Concepito, scritto e registrato durante i mesi più bui del lockdown – mentre lo stesso Jake si stava ancora riprendendo da quello che ora sa essere probabilmente un lungo periodo di COVID – e subito dopo i disordini seguiti all’omicidio di George Floyd, il lavoro mira a immaginare come la musica religiosa nera suonerebbe come in un mondo futuro non così lontano devastato dal cambiamento climatico.

‘Ho sentito a lungo un forte richiamo ai vecchi spirituals tramandati nella mia comunità. Sono un devoto improbabile; ho frequentato solo raramente la chiesa da bambino, mi sono dichiarato ateo alla tenera età di otto anni e ho sviluppato una forte antipatia per il cristianesimo quando ho iniziato a capire la mia stranezza. Tuttavia, gli spirituals sono le canzoni che porto agli eventi di canto comuni. Sono i brani che insegno. Nei momenti di nostalgia, dolore e paura, sono le canzoni a cui mi rivolgo per trovare conforto’.

Questo disco immagina la musica religiosa nera americana in un futuro devastato dalla guerra e dal cambiamento climatico antropogenico. Si basa su registrazioni sul campo dei servizi religiosi neri dall’inizio alla metà del XX secolo, ma è composto interamente da nuovi arrangiamenti e sottili riscritture di pezzi popolari neri tradizionali. Per fare una previsione informata, il nostro ha fatto riferimento ad una sezione trasversale della musica della diaspora africana più diversificata di quanto non avesse mai fatto prima. Questa raccolta incorpora suoni da Belize, Georgia, Giamaica, Texas, Mississippi, New York e oltre.

Non sorprende che il periodo più paralizzante dell’esistenza del musicista e il più profondo tuffo nella storia che abbia mai fatto, siano sfociati in un set afrofuturista. Credo che il futuro più probabile abbia una stretta somiglianza con il passato.

Il risultato finale è un album composto da canzoni e suoni ascoltati nelle tradizionali cerimonie africane e afroamericane, ma aggiornato con tecniche moderne. Batteria, banjo, violini e canzoni incontrano rock and roll, rap, loop e arrangiamenti contemporanei. I suoni ambientali e il materiale dei droni raccolti sull’isola di Cushing, nel Maine, stabiliscono il paesaggio sonoro. Ha scelto il suono del futuro ascoltando il passato e il presente. La distruzione di uno stile di vita comporta sia una perdita che una crescita. Le tracce tradizionali che ha adattato per “The New Faith” si sono sviluppate originariamente tra un popolo che era stato recentemente derubato della casa, della storia, della famiglia, della cultura e della società. La storia unica del popolo afroamericano ha reso la loro tradizione musicale un candidato ideale per il suo ambizioso compito. Il disco è una dichiarazione di riverenza devastante per il passato della popolazione di colore, ma rafforzante; di anticipazione e ansia verso un futuro incerto; e di speranza che, qualunque cosa accada, qualcosa di loro sopravviverà ancora.
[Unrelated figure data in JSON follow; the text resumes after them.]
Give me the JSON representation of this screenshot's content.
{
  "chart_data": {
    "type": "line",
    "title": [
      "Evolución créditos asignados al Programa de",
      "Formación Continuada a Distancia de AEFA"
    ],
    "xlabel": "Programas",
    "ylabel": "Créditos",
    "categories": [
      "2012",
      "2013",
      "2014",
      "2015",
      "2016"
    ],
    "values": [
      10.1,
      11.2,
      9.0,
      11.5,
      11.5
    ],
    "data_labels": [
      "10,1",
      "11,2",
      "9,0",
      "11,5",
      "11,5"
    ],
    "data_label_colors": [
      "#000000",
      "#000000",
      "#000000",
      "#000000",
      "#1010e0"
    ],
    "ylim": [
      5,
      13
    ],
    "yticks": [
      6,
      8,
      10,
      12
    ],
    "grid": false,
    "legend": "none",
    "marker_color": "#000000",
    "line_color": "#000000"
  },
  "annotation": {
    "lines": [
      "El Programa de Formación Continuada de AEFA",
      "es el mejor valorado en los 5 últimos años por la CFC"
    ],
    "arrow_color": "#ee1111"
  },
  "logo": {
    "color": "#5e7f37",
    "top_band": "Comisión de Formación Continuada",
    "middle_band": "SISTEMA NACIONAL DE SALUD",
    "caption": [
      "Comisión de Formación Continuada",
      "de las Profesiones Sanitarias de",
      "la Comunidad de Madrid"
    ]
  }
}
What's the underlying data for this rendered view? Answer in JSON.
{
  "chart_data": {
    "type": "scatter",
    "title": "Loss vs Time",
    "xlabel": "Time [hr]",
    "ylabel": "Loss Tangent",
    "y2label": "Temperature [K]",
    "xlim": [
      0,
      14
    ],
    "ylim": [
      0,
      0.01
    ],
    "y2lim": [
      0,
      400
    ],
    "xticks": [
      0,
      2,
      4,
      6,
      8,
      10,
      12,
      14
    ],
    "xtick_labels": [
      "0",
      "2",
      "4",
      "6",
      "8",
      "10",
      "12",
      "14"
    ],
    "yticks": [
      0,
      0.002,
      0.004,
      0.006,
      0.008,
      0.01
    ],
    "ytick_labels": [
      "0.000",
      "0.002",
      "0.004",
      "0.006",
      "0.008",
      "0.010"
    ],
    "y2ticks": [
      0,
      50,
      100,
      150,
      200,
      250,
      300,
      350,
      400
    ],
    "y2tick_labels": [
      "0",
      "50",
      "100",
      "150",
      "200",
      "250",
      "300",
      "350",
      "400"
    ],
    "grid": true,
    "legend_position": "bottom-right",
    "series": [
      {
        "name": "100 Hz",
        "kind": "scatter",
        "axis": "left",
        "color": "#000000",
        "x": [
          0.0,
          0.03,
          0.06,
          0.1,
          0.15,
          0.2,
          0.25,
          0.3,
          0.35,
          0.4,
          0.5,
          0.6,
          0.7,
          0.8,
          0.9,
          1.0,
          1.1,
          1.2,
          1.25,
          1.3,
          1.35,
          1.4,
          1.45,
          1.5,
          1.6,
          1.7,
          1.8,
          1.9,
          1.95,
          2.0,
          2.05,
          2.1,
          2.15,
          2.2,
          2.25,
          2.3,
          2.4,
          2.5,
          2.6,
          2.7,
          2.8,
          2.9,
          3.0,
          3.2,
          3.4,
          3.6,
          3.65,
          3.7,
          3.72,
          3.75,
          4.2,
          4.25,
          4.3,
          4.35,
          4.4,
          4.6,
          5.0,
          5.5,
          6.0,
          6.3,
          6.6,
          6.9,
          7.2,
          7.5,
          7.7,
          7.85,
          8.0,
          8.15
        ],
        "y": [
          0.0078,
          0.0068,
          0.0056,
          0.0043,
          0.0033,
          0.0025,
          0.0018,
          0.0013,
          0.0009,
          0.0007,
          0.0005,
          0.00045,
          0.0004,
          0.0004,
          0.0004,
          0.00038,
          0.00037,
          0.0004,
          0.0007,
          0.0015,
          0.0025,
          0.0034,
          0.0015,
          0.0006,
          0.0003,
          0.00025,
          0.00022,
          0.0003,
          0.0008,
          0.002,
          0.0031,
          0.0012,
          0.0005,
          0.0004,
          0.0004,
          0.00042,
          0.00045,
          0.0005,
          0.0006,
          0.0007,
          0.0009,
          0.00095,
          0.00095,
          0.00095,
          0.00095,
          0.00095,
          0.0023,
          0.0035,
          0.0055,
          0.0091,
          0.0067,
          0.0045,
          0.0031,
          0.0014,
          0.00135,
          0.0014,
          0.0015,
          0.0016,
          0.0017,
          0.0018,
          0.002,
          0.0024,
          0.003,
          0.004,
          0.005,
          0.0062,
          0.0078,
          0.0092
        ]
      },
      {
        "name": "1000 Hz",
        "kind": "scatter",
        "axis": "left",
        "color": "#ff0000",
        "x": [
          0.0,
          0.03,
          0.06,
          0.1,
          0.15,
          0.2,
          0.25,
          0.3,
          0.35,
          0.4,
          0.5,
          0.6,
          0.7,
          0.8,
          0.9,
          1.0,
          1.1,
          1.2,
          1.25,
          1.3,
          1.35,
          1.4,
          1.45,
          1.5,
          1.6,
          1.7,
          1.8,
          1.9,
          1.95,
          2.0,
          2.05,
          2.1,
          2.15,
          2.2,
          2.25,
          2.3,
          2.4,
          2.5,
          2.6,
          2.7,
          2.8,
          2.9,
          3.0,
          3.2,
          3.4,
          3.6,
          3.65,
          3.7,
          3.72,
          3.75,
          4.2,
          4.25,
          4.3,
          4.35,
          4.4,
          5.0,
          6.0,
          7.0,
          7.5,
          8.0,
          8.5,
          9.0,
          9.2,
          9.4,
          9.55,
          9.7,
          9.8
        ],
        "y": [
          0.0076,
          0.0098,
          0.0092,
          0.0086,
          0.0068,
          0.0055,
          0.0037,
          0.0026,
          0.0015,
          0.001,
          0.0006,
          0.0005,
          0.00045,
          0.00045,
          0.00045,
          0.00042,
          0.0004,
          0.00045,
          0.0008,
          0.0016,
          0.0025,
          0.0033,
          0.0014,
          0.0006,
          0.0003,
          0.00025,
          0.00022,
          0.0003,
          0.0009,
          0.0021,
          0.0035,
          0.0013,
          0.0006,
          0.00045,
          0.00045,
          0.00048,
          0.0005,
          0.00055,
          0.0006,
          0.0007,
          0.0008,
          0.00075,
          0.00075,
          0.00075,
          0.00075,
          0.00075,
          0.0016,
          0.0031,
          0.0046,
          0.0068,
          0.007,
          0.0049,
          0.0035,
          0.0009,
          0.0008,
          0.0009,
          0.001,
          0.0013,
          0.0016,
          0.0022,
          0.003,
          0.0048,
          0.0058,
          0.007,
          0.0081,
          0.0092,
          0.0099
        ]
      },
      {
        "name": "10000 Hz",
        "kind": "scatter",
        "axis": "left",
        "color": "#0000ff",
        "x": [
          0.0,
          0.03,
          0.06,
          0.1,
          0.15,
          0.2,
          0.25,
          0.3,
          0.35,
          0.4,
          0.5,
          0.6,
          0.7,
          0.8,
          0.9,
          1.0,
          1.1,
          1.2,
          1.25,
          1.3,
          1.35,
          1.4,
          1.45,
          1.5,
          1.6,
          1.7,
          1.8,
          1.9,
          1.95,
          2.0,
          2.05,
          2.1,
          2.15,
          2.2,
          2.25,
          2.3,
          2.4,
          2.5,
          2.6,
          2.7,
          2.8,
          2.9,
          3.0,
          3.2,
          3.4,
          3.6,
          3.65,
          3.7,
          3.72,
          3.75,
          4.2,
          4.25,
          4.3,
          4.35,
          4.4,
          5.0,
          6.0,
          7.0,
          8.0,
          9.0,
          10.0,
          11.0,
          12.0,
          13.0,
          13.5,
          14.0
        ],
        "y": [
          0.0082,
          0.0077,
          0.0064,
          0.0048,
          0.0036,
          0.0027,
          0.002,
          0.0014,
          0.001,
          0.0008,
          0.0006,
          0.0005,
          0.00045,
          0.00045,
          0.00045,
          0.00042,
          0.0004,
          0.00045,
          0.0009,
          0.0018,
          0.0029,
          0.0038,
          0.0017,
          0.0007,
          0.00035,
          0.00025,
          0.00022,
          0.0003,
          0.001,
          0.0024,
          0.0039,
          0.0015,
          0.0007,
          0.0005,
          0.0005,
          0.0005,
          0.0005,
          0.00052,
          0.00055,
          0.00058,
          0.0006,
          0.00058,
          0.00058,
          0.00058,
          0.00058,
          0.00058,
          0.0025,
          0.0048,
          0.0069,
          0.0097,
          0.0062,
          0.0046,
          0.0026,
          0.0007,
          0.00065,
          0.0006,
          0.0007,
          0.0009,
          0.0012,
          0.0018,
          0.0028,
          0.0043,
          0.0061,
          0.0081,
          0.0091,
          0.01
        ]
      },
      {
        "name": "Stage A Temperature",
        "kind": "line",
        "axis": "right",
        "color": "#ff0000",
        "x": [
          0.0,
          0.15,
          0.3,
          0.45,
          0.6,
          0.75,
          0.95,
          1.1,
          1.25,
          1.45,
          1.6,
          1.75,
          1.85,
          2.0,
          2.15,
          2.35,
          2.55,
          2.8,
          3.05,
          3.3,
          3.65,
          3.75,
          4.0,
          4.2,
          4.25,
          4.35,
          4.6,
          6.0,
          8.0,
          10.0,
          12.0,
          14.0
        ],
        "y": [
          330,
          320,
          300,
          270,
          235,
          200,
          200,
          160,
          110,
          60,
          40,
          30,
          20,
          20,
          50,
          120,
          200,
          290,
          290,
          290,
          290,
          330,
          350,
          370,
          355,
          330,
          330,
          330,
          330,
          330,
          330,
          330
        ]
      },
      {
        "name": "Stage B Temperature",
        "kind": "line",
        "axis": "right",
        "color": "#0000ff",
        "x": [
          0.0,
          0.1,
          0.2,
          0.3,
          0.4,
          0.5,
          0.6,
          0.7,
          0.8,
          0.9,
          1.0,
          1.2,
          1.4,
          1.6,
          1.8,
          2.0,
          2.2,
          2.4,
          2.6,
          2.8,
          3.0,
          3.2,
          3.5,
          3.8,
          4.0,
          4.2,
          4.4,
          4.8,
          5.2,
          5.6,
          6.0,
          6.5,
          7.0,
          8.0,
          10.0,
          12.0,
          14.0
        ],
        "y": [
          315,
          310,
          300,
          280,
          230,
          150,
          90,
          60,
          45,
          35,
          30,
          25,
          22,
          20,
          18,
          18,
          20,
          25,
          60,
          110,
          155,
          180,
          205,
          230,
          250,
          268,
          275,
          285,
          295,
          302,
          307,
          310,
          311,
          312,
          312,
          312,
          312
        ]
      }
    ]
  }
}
Prodotto da Blount insieme a Brian Slattery, l’LP è stato registrato principalmente nella camera da letto di Jake a Providence, RI. Oltre al nostro alla voce, violino, banjo, basso, percussioni e archi e Slattery alle percussioni, chitarra e archi, ci sono le apparizioni di ospiti quali Demeanor, D’orjay The Singing Shaman, Samuel James, Kaïa Kater, Lizzie No, Mali Obomsawin, Brandi Pace, Rissi Palmer e Lillian Werbin.

Blount ha suddiviso l’album in tre parti: “The Psalms of the Sentinel”, “The Psalms of the Gravedigger” e “The Psalms of the Teacher”. Ognuna inizia con un pezzo in stile sermone di parole pronunciate – la preghiera sulla prima traccia, la quinta canzone “Parable” e la nona traccia “Psalms” – fornendo il contesto per trasformare il rilascio in una storia coesa. In termini sia di trama che di musica, “The New Faith” copre una grande quantità di terreno. “The Downward Road” è ancorato all’urgenza di suonare il violino di Jake e alle molteplici parti vocali, oltre a una strofa del rapper Demeanor. Per tutto il lavoro, in particolare in brani come “Death Have Mercy” e “Once There Was No Sun”, battiti di mani e percussioni si combinano con il suono del banjo e le tracce vocali armoniche per ricreare la sensazione di un’esibizione di gruppo sgangherata.

Blount sa che corre il rischio di alienare il pubblico attratto dall’estetica folk più convenzionale di “Spider Tales” e che potrebbe avere una visione più ristretta di cosa significhi inclusione. Anche se questo potrebbe averlo preoccupato in passato, ora non ne è turbato!!!